As before, it uses the same artificial data as for the previous examples; namely 1000 data points in three dimensions with 8 clusters.
The script uses the R package "cluster". This contains the algorithm "partitioning around medoids" which the documentation describes as a more robust k-means.
The process iterates over values of k from 2 to 20, passes the data to R for clustering and generation of an average silhouette value. This allows the optimum value for k to be determined. The "correct" answer is 8 but this may not correspond to the best cluster using the validity measure owing to the random number generator which causes the clusters to differ between each run.
Some points to note
- The R script installs the package and this causes a pop up dialog box to appear. Select the mirror from which to download the package. Comment out the "install.packages" line to stop this (or read the R documentation to work out how to test for the presence of the library before attempting the install).

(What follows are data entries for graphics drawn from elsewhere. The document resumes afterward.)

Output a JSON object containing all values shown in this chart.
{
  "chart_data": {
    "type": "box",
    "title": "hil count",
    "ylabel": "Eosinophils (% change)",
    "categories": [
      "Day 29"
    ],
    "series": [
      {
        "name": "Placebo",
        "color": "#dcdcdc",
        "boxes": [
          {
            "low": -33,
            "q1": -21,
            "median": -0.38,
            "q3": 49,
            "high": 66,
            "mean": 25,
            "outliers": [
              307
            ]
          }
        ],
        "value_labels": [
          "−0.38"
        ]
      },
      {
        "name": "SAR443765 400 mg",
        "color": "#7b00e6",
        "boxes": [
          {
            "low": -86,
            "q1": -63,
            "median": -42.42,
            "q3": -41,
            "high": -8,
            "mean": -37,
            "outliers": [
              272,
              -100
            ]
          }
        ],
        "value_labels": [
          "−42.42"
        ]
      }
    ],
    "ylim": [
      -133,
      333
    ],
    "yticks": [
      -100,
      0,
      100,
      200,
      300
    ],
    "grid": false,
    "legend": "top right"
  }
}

- The R script takes multiple inputs and these appear as R data frames.
- The output from the R script must be a data frame.
- The returned example set contains the validity measure and this is picked up for logging using the "Extract Performance" operator.
- The order of the processes before the script is important to ensure the correct value of k is passed in. This can be done using the "show and alter operator execution order" feature on the process view.
- The operator "Generate Data By User Specification" is used to create an example set to contain the value of k
A value near 1 is what is being looked for and indicates compact, well separated clusters. The "correct" answer is 8 and the result supports this.